When Foursquare debuted at the South by Southwest Interactive conference in 2007, co-founder and CEO Dennis Crowley said, “We thought we were going to be embarrassed. …It was kitschy.”
Instead, they were a hit – among the tech faithful who attended the conference that year, and their cohorts in New York, San Francisco, Boston and other major cities.
Three years later, the location-based social networking app is closing on 20 million users and works with brands like American Express and Walgreens.
In a conversation with CrunchFund general partner and TechCrunch columnist MG Siegler today at South by Southwest (SXSW), Crowley said that when he looks at how people use Foursquare at the conference – checking-in in droves and using the app to determine which party to go to next – he sees the “Foursquare of the future.”
“We’re the smallest of the big guys,” he said, but later added, “If we keep doing what we’re doing, we can be one of those big companies.”
It’s true that for tech enthusiasts at SXSW, Foursquare is almost as much as a part of the experience as beer and barbecue. But for the population in general, the value of location-based apps is just coming in to view.
According to a Forrester study released in December, the percentage of U.S. online adults who use geolocation apps has grown to 6 percent this year from 4 percent in 2010. Of that small sliver of geosocial smartphone users, just 2 percent say they use the apps once a week or more.

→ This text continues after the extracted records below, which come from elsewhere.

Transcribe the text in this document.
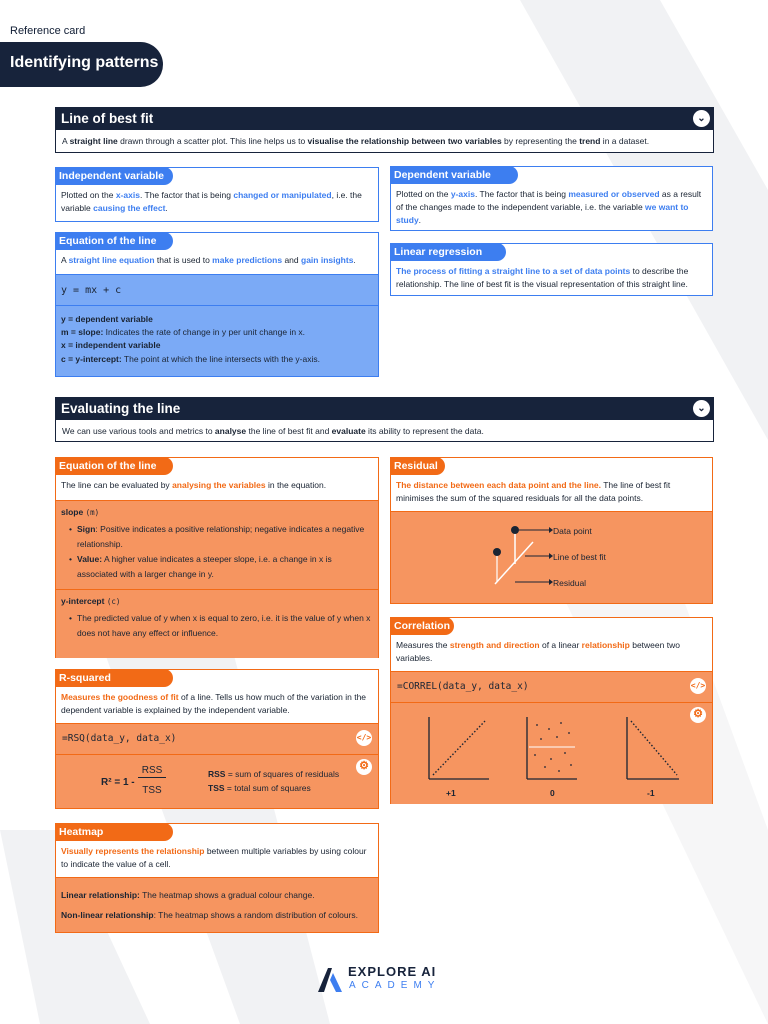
Reference card
Identifying patterns
Line of best fit	⌄
A straight line drawn through a scatter plot. This line helps us to visualise the relationship between two variables by representing the trend in a dataset.
Independent variable
Plotted on the x-axis. The factor that is being changed or manipulated, i.e. the variable causing the effect.
Dependent variable
Plotted on the y-axis. The factor that is being measured or observed as a result of the changes made to the independent variable, i.e. the variable we want to study.
Equation of the line
A straight line equation that is used to make predictions and gain insights.
y = mx + c
y = dependent variable
m = slope: Indicates the rate of change in y per unit change in x.
x = independent variable
c = y-intercept: The point at which the line intersects with the y-axis.
Linear regression
The process of fitting a straight line to a set of data points to describe the relationship. The line of best fit is the visual representation of this straight line.
Evaluating the line	⌄
We can use various tools and metrics to analyse the line of best fit and evaluate its ability to represent the data.
Equation of the line
The line can be evaluated by analysing the variables in the equation.
slope (m)
• Sign: Positive indicates a positive relationship; negative indicates a negative relationship.
• Value: A higher value indicates a steeper slope, i.e. a change in x is associated with a larger change in y.
y-intercept (c)
• The predicted value of y when x is equal to zero, i.e. it is the value of y when x does not have any effect or influence.
Residual
The distance between each data point and the line. The line of best fit minimises the sum of the squared residuals for all the data points.
Data point
Line of best fit
Residual
Correlation
Measures the strength and direction of a linear relationship between two variables.
=CORREL(data_y, data_x)	</>
⚙
+1	0	-1
R-squared
Measures the goodness of fit of a line. Tells us how much of the variation in the dependent variable is explained by the independent variable.
=RSQ(data_y, data_x)	</>
⚙
R² = 1 -
RSS
TSS
RSS = sum of squares of residuals
TSS = total sum of squares
Heatmap
Visually represents the relationship between multiple variables by using colour to indicate the value of a cell.
Linear relationship: The heatmap shows a gradual colour change.
Non-linear relationship: The heatmap shows a random distribution of colours.
EXPLORE AI
ACADEMY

But Crowley said that the company’s partnerships with brands like Walgreens, as well as smaller local businesses, are helping to raise its profile among average Americans.
“Muggles – normal people in the world … they think Foursquare is about getting deals,” he said. “That’s how you get from 20 million to 50 million [users].”
One of Foursquare's strengths is lead generation for local merchants, Crowley claimed. For those looking to acquire new customers, retain current ones, or resurrecting relationships with old ones, he continued, Foursquare has valuable data and a platform for facilitating a connection.
When asked whether location-based services would be niche or break into the mainstream, he said that if people don’t use location apps, it will be “silly.”
People already lean on Google maps to help them get from place to place, but there’s no reason that those maps shouldn’t be tailored to each individual.
“This is the problem I love,” he said. “You should be able to walk around the world and have perfect information of everything that’s interesting.”